Wood Chips
From the shores of Lake Superior (The Third Coast)
As a global community, but also as a small neighborhood here in Michigan’s Upper Peninsula, we are experiencing these days hard, tough, and bitter lessons in humility. Fierce landscapes of rock and forest, ice and snow surround us most of the year here teaching us to measure and appreciate our days. But now the global pandemic has devastated airline travel, put on-hold long anticipated trips and reunions with friends and family. According to the CDC, it’s been responsible for 160,000 deaths in the United States since March of 2020.

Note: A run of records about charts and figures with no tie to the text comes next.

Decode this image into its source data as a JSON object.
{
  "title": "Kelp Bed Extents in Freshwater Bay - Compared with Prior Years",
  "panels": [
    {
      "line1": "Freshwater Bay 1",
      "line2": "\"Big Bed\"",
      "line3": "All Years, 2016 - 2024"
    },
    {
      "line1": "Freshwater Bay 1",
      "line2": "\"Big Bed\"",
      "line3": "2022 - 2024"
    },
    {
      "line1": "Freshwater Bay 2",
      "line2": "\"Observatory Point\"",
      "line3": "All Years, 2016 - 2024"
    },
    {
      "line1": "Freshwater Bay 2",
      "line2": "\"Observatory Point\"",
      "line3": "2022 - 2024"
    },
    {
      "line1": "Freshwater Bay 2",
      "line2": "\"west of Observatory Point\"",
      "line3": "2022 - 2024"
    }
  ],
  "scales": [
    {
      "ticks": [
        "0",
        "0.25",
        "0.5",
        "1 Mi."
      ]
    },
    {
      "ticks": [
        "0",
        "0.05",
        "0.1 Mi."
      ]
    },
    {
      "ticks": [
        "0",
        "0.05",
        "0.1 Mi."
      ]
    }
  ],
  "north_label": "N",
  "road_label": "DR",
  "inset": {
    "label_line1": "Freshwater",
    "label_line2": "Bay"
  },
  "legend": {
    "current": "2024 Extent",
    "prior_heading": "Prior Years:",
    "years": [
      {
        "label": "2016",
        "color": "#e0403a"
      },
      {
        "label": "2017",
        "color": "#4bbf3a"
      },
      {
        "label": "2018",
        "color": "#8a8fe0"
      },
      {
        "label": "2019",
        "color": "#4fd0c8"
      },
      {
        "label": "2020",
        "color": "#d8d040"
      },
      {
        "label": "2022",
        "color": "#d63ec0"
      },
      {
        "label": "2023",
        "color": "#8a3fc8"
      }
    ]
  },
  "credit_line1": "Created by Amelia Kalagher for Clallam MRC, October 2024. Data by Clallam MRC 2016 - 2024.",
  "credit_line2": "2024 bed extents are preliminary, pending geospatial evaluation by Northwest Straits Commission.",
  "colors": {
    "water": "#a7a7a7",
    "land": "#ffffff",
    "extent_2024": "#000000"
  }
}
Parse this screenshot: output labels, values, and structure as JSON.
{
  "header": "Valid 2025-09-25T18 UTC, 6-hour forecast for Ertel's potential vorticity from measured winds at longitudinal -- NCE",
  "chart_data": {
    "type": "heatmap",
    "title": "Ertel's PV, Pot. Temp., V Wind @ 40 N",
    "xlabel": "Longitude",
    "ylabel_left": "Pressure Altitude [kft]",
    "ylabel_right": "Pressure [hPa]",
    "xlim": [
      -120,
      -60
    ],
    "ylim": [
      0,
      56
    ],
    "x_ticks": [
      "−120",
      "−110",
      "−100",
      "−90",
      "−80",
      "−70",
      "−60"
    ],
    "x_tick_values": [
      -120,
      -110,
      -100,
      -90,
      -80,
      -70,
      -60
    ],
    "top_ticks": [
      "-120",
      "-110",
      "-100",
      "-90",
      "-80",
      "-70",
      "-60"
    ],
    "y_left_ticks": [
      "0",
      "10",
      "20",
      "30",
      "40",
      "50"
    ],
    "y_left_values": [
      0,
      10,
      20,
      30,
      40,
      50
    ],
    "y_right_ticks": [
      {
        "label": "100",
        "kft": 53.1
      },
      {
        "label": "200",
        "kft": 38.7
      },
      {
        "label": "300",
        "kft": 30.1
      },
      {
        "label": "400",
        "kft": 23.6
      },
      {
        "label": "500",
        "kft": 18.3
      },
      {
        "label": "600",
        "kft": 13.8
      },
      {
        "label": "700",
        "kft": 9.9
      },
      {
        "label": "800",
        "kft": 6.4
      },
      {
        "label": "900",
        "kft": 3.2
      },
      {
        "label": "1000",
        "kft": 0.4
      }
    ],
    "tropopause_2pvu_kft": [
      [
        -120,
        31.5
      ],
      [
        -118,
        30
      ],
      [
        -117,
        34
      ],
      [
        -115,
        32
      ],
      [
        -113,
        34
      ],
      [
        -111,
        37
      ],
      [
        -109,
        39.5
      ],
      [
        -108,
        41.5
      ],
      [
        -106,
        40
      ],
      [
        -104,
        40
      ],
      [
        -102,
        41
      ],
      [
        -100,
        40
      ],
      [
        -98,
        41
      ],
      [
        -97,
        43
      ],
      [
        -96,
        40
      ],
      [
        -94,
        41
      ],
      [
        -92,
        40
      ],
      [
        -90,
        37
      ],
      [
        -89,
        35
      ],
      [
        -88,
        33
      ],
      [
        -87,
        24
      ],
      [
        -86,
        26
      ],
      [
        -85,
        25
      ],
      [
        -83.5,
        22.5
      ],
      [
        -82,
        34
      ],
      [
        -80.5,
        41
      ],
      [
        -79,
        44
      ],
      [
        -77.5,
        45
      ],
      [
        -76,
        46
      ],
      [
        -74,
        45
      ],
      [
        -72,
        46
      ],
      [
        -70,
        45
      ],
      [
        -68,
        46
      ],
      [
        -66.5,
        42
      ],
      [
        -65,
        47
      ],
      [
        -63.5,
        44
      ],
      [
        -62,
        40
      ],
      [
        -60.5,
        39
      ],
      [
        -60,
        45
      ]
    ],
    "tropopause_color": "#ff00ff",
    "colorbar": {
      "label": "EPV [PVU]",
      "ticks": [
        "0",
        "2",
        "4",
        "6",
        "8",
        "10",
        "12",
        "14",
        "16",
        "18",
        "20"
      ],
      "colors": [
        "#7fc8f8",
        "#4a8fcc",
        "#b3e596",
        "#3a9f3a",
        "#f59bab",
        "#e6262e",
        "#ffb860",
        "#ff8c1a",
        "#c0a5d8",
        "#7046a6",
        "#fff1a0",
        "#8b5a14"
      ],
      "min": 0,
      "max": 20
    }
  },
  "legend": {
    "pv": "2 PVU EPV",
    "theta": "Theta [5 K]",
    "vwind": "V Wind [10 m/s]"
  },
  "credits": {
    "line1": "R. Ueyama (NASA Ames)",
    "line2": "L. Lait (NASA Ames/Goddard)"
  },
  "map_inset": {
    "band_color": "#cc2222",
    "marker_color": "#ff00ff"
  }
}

In a recent book review printed in the New York Times, Laura Marris quotes the French novelist Albert Camus on what such experiences teach us about being watchful, attentive, and cautious. Camus warns against high expectations, challenging more popular beliefs that if we just find the right vaccine all shall be well. Writing in 1947, Camus set his story “The Plague” in French Algeria. Some critics regard it as a commentary on the human condition, a metaphor about rise of the Third Reich in Germany. Marris thinks it also carries an important, cautious message about expectations for us facing COVID-19 in 2020.
“Indeed, as he heard the cries of delight rising from the city that a serum (vaccine) had been found, Rieux remembered that this delight was always threatened, for he knew what this joyous crowd did not, and what you can read in books – that the germ of the plaque never dies or disappears, that it can lie dormant for decades in furniture and linens, that it waits patiently in rooms, in basements, in trunks, among handkerchiefs and paperwork, and that perhaps the day would come when, for the sorrow and education of men, the plaque would revive its rats and dispatch them to die in a happy city.”